欧州委、エネルギー分野全体での新たな政策パッケージを提案

 欧州委員会は1月10日、地球温暖化防止およびEUのエネルギー確保や競争の促進を目的としたエネルギー分野全体での新たな政策パッケージを提案した。この提案では、温室効果ガス排出および再生可能エネルギーのシェアの目標値を設定するとともに、域内のエネルギー確保に効果のある規則を策定することとしている。農業分野が関係する再生可能エネルギーについては、2020年までにエネルギー全体の20%のシェアまでこれを引き上げることを目標としている。また併せて、同年までに、輸送に利用される燃料の最低10%をバイオ燃料由来のものとすることを目標に掲げている。

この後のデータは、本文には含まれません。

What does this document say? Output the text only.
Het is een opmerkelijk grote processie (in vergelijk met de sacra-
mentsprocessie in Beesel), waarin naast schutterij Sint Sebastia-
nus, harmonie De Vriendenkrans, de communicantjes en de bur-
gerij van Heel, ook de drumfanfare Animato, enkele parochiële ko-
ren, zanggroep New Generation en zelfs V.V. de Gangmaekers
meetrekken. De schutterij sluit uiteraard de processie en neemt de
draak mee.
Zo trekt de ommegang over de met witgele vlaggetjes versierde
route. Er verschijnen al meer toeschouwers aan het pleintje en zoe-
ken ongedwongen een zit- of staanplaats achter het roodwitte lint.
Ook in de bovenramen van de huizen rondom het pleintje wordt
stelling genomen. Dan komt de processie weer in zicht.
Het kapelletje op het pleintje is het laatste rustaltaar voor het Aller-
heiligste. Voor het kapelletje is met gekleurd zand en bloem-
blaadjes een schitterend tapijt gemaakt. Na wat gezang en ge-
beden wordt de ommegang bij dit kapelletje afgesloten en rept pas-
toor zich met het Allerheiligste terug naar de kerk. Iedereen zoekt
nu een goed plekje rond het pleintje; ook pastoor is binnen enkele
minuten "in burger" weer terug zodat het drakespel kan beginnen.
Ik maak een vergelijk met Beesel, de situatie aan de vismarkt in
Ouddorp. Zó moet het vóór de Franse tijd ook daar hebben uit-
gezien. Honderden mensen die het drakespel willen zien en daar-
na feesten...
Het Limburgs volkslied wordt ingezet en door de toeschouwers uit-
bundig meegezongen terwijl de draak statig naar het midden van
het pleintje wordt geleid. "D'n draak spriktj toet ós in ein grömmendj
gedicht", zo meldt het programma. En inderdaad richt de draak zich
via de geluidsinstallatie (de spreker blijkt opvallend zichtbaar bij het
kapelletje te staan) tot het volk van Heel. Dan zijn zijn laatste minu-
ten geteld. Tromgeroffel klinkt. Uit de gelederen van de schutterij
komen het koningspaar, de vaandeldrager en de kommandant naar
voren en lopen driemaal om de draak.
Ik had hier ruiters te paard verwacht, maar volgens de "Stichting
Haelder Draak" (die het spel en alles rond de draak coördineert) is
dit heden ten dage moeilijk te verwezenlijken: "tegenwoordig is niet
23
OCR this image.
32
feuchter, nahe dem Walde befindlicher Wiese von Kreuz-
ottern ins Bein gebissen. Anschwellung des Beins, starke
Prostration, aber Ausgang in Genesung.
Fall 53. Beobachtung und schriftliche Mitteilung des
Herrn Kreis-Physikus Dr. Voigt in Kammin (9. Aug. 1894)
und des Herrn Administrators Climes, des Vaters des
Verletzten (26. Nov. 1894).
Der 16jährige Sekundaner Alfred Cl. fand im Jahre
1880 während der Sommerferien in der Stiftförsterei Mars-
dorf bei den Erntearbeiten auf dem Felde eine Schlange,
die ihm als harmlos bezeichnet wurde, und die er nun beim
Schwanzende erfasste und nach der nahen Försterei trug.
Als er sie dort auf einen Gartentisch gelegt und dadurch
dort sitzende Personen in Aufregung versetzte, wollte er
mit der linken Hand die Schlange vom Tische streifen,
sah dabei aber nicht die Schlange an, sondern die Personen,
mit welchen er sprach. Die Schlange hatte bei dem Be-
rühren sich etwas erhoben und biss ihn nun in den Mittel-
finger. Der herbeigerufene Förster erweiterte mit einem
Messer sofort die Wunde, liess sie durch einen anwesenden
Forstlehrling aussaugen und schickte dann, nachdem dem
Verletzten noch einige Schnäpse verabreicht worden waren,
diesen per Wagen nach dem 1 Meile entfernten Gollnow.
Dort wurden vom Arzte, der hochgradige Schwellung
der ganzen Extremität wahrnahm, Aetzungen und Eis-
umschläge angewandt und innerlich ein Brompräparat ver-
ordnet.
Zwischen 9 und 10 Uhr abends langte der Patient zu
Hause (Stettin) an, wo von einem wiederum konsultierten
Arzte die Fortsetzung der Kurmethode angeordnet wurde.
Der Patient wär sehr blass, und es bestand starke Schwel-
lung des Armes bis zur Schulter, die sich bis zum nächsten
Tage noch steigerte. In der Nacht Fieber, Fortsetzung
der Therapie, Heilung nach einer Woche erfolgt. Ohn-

 EUでは、これまで、2010年までに再生可能エネルギーのシェアの目標を12%と設定していたが、2010年までに、同シェアは10%を超えることが見込まれないため、今回、確実に実現できる目標値と期間を再設定した。欧州委員会は、この目標の実現のために長期的な再生可能エネルギー指針(Roadmap)を発表し、本年中には、関係規則を提案する予定となっている。また、加盟国は、これに関する独自の行動計画を作成することとなっている。


新たに30万人の雇用を創出

 欧州委員会のフィッシャー・ボエル委員(農業・農村開発担当)は同日、今回の提案は農業分野にとって、「大変良いニュースである」と歓迎のコメントを発表している。このコメントの中で同委員は、「バイオエネルギーの生産が軌道に乗ってきた場合、EU全域で新たに30万人の雇用が創出できる。これは特に農村地域においてである。」とし、これは、EUの農村開発政策に基づき、欧州委員会が各加盟国にバイオエネルギー対策を促進しているためとしている。また、共通農業政策(CAP)では、後述のようにエネルギー穀物の生産を奨励しており、「農家は種をまこう!」と生産者にエネルギー穀物の生産を促している。


CAP改革でエネルギー穀物への助成が新設

 2003年のCAP改革において、バイオエタノールやバイオディーゼルなどのバイオ燃料および電力や熱エネルギーとして利用できるバイオマスの原料となる穀物の生産に対する助成を新設している。これは、規則の条件に従った農地にエネルギー穀物をは種した場合、面積に応じ、年間1ヘクタール当たり、45ユーロ(約7千2百円:1ユーロ=159円)を支払うものである。

 助成の受給対象となる生産農家は、エネルギー生産業者との契約によりエネルギー穀物を生産する場合に限られる。なお、直接支払いの受給の条件として設定している休耕地(セットアサイド)は、一定期間農地を利用できないが、エネルギー穀物生産にあっては、これは免除されることとなっている。

 なお、EUではエネルギー穀物の生産を促進するため、2007年1月より、本助成の対象をこれまでの17カ国から、2007年1月に新規加盟したブルガリア、ルーマニアを含むすべての加盟国へと拡大し、また、EU全体で対象となる面積を150万ヘクタールから200万ヘクタールに拡大することとした。